Israeli Prime Minister Benjamin Netanyahu and British Foreign Secretary David Cameronon held a private meeting in Jerusalem on Wednesday, the Prime Minister’s Office said.
The PMO did not divulge what was discussed during the meeting.
Ahead of Cameron’s trip, the Foreign Office in London said he would urge Netanyahu to “significantly increase the flow of life-saving aid” into the Hamas-controlled Gaza Strip and “raise concerns over the high number of civilian causalities.”
“This week, I am in the Middle East … to help build a plan to move from that pause [in the war advocated by the U.K.] to a sustainable, permanent ceasefire without a return to hostilities,” Cameron said before taking off for Tel Aviv.

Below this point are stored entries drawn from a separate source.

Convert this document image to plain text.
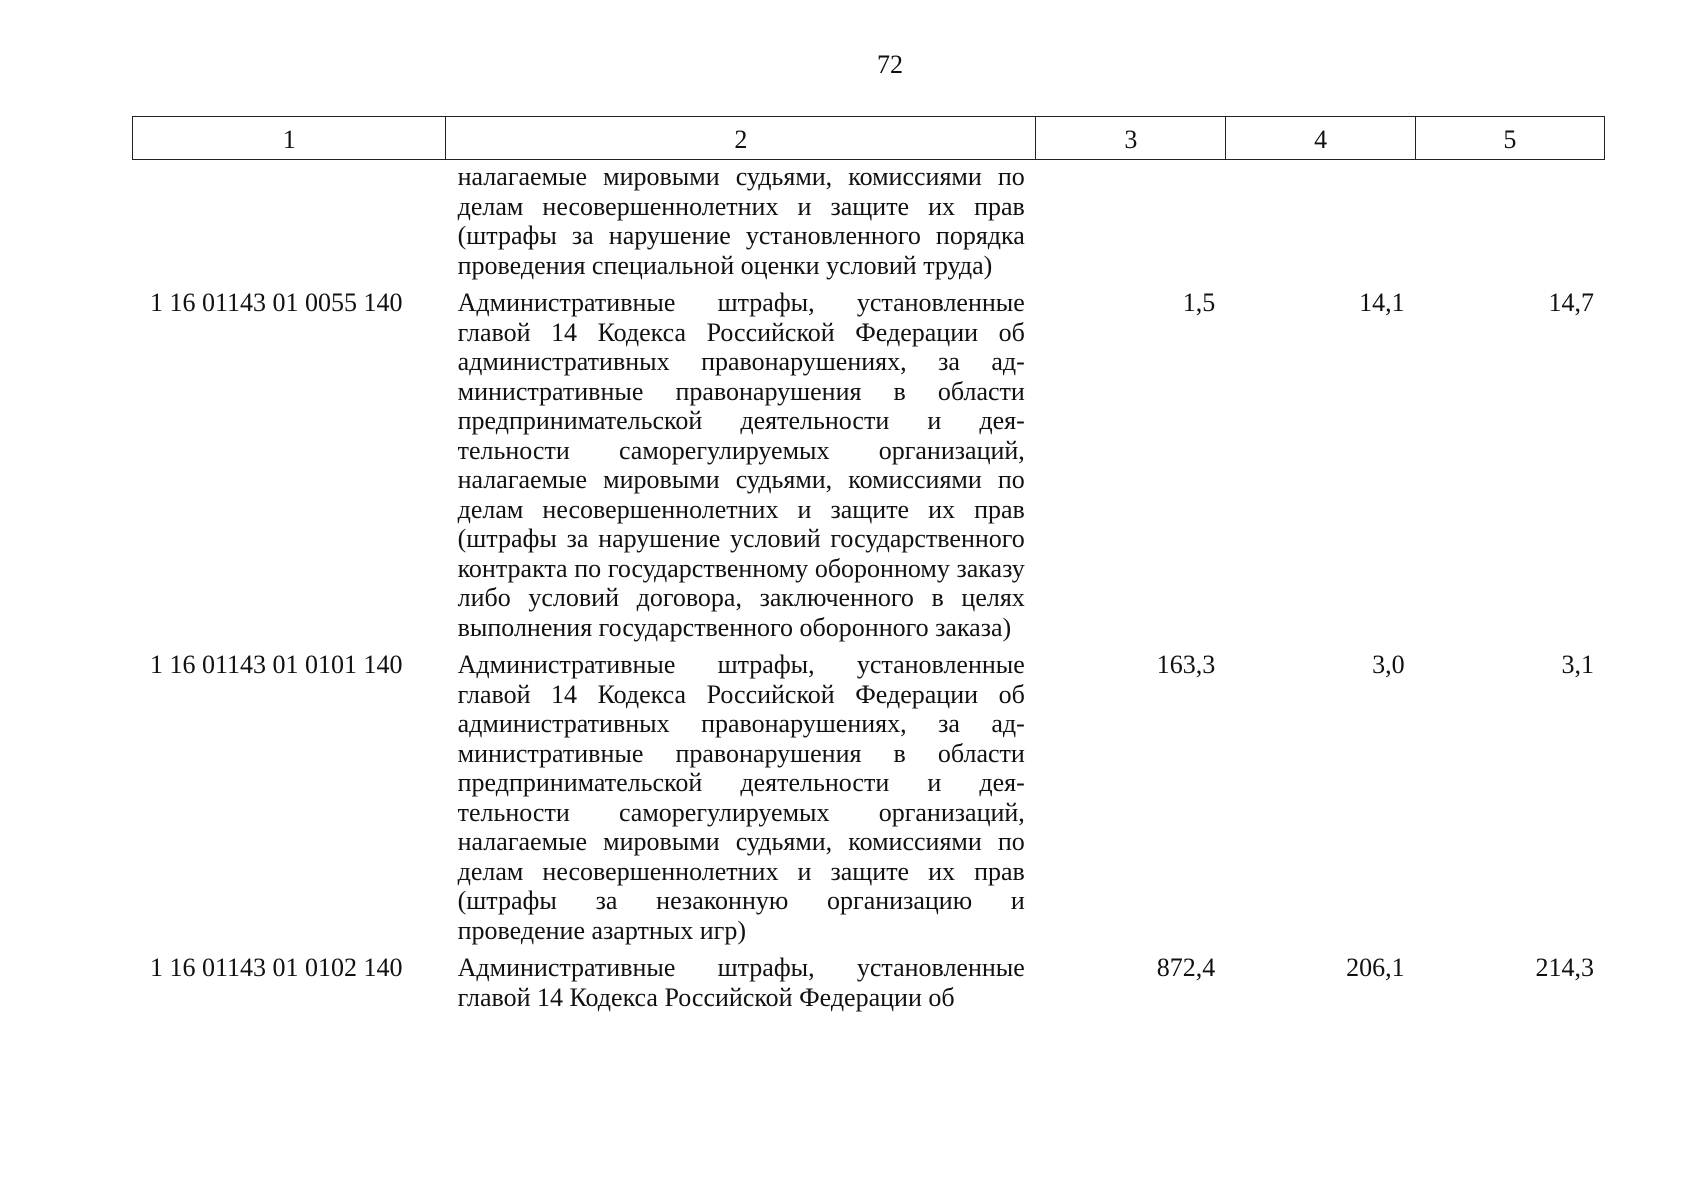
72
1	2	3	4	5
	налагаемые мировыми судьями, комиссиями по делам несовершеннолетних и защите их прав (штрафы за нарушение установленного порядка проведения специальной оценки условий труда)			
1 16 01143 01 0055 140	Административные штрафы, установленные главой 14 Кодекса Российской Федерации об административных правонарушениях, за административные правонарушения в области предпринимательской деятельности и деятельности саморегулируемых организаций, налагаемые мировыми судьями, комиссиями по делам несовершеннолетних и защите их прав (штрафы за нарушение условий государственного контракта по государственному оборонному заказу либо условий договора, заключенного в целях выполнения государственного оборонного заказа)	1,5	14,1	14,7
1 16 01143 01 0101 140	Административные штрафы, установленные главой 14 Кодекса Российской Федерации об административных правонарушениях, за административные правонарушения в области предпринимательской деятельности и деятельности саморегулируемых организаций, налагаемые мировыми судьями, комиссиями по делам несовершеннолетних и защите их прав (штрафы за незаконную организацию и проведение азартных игр)	163,3	3,0	3,1
1 16 01143 01 0102 140	Административные штрафы, установленные главой 14 Кодекса Российской Федерации об	872,4	206,1	214,3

“Such a plan would require Hamas to agree to the release of all hostages, Hamas to no longer be in charge of Gaza launching rocket attacks at Israel, and an agreement in place for the Palestinian Authority to return to Gaza, in order to provide governance and services and, increasingly, security,” he added.

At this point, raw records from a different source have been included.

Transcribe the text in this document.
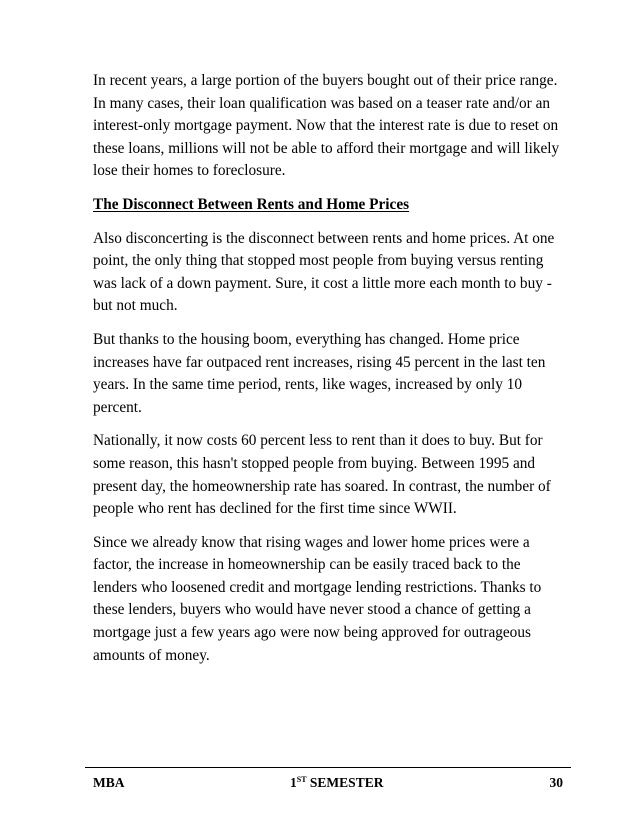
In recent years, a large portion of the buyers bought out of their price range.
In many cases, their loan qualification was based on a teaser rate and/or an
interest-only mortgage payment. Now that the interest rate is due to reset on
these loans, millions will not be able to afford their mortgage and will likely
lose their homes to foreclosure.

The Disconnect Between Rents and Home Prices

Also disconcerting is the disconnect between rents and home prices. At one
point, the only thing that stopped most people from buying versus renting
was lack of a down payment. Sure, it cost a little more each month to buy -
but not much.

But thanks to the housing boom, everything has changed. Home price
increases have far outpaced rent increases, rising 45 percent in the last ten
years. In the same time period, rents, like wages, increased by only 10
percent.

Nationally, it now costs 60 percent less to rent than it does to buy. But for
some reason, this hasn't stopped people from buying. Between 1995 and
present day, the homeownership rate has soared. In contrast, the number of
people who rent has declined for the first time since WWII.

Since we already know that rising wages and lower home prices were a
factor, the increase in homeownership can be easily traced back to the
lenders who loosened credit and mortgage lending restrictions. Thanks to
these lenders, buyers who would have never stood a chance of getting a
mortgage just a few years ago were now being approved for outrageous
amounts of money.

MBA	1ST SEMESTER	30
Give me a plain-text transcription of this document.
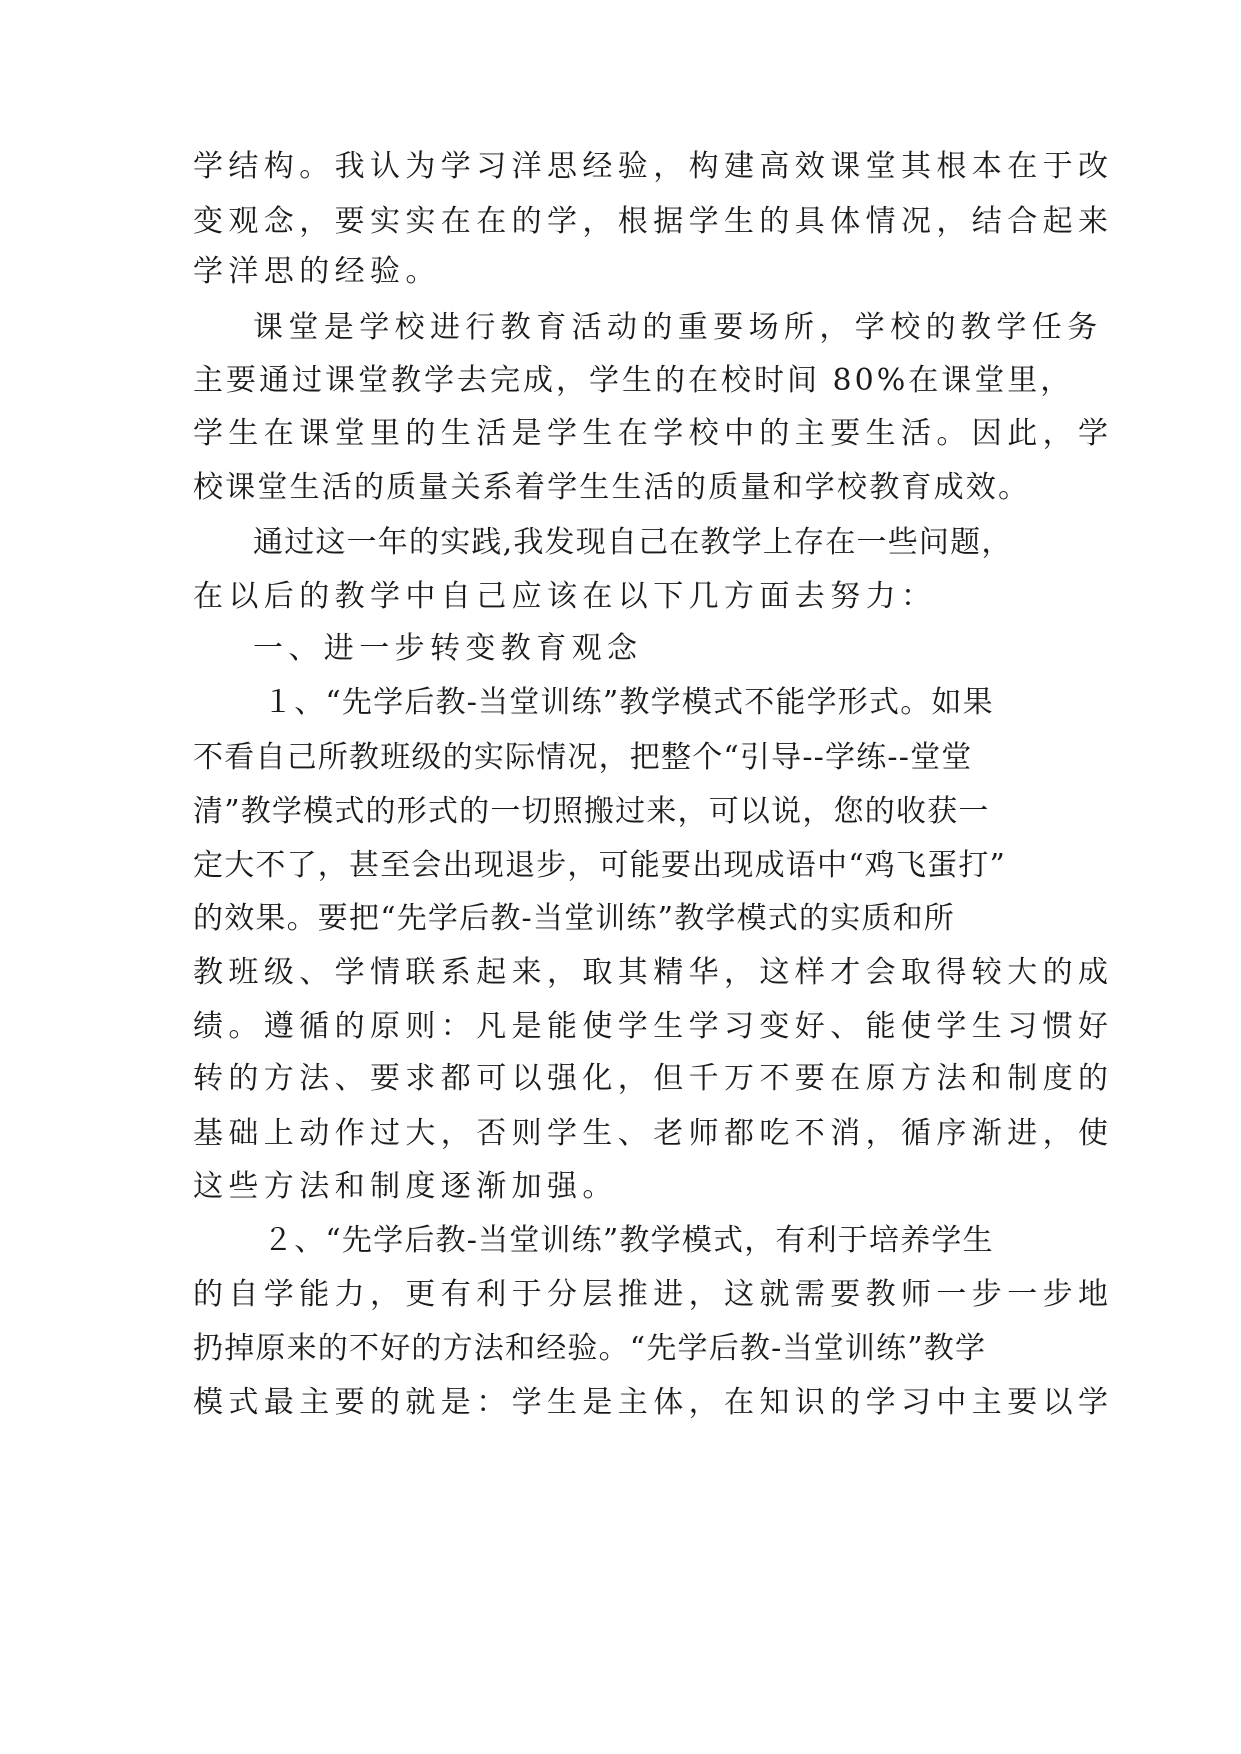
学结构。我认为学习洋思经验，构建高效课堂其根本在于改
变观念，要实实在在的学，根据学生的具体情况，结合起来
学洋思的经验。
课堂是学校进行教育活动的重要场所，学校的教学任务
主要通过课堂教学去完成，学生的在校时间 80%在课堂里，
学生在课堂里的生活是学生在学校中的主要生活。因此，学
校课堂生活的质量关系着学生生活的质量和学校教育成效。
通过这一年的实践,我发现自己在教学上存在一些问题，
在以后的教学中自己应该在以下几方面去努力：
一、进一步转变教育观念
１、“先学后教-当堂训练”教学模式不能学形式。如果
不看自己所教班级的实际情况，把整个“引导--学练--堂堂
清”教学模式的形式的一切照搬过来，可以说，您的收获一
定大不了，甚至会出现退步，可能要出现成语中“鸡飞蛋打”
的效果。要把“先学后教-当堂训练”教学模式的实质和所
教班级、学情联系起来，取其精华，这样才会取得较大的成
绩。遵循的原则：凡是能使学生学习变好、能使学生习惯好
转的方法、要求都可以强化，但千万不要在原方法和制度的
基础上动作过大，否则学生、老师都吃不消，循序渐进，使
这些方法和制度逐渐加强。
２、“先学后教-当堂训练”教学模式，有利于培养学生
的自学能力，更有利于分层推进，这就需要教师一步一步地
扔掉原来的不好的方法和经验。“先学后教-当堂训练”教学
模式最主要的就是：学生是主体，在知识的学习中主要以学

Cameron also sat down with his Israeli counterpart, Israel Katz, on Wednesday before traveling to Ramallah in Samaria for meetings with P.A. officials, including Palestinian leader Mahmoud Abbas.

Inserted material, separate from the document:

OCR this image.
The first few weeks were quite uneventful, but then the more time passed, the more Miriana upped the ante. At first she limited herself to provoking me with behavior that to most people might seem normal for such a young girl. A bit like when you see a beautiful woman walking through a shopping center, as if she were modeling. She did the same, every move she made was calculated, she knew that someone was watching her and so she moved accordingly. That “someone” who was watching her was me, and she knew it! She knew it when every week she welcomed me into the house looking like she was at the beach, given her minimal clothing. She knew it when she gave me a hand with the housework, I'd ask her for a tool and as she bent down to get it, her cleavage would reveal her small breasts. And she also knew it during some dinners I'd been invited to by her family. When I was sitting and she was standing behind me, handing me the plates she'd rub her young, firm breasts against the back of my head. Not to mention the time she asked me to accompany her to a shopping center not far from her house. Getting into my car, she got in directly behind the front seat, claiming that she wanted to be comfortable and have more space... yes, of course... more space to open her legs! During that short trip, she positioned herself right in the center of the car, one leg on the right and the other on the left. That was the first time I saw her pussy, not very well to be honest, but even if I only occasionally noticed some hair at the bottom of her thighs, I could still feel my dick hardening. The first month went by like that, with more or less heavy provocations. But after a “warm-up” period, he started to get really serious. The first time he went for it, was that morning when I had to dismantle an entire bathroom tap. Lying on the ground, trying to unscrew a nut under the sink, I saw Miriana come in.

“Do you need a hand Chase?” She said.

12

London’s top diplomat will continue to Qatar and Turkey later this week for further talks aimed at ending Israel’s war with Hamas.
Earlier this month, Cameron accused the Israel Defense Forces of possible breaches of international humanitarian law during its ongoing military operations against the terrorist group in Gaza.
Cameron claimed that some of what he had seen during the war was “deeply concerning.”
Meanwhile, British Prime Minister Rishi Sunak warned this week that any person or organization that “cannot unequivocally condemn the evil that Hamas did” on Oct. 7 has “no conscience, no morality, no decency and deserves no respect.
“I also reject any attempt to draw an equivalence between Israel’s actions and those of the terrorists who videotape their appalling crimes, who rape and murder with gratuitous zealotry,” Sunak told a Conservative Friends of Israel reception, Jewish News-U.K. reported.
“That is why this government has condemned the completely unjustified case that South Africa has brought to the International Court of Justice,” he said.
“It is sadly the case that when Israel responds to terrorism, to some people it automatically becomes the aggressor. Those people who rip down posters of hostages reveal themselves to have no humanity,” added the British premier.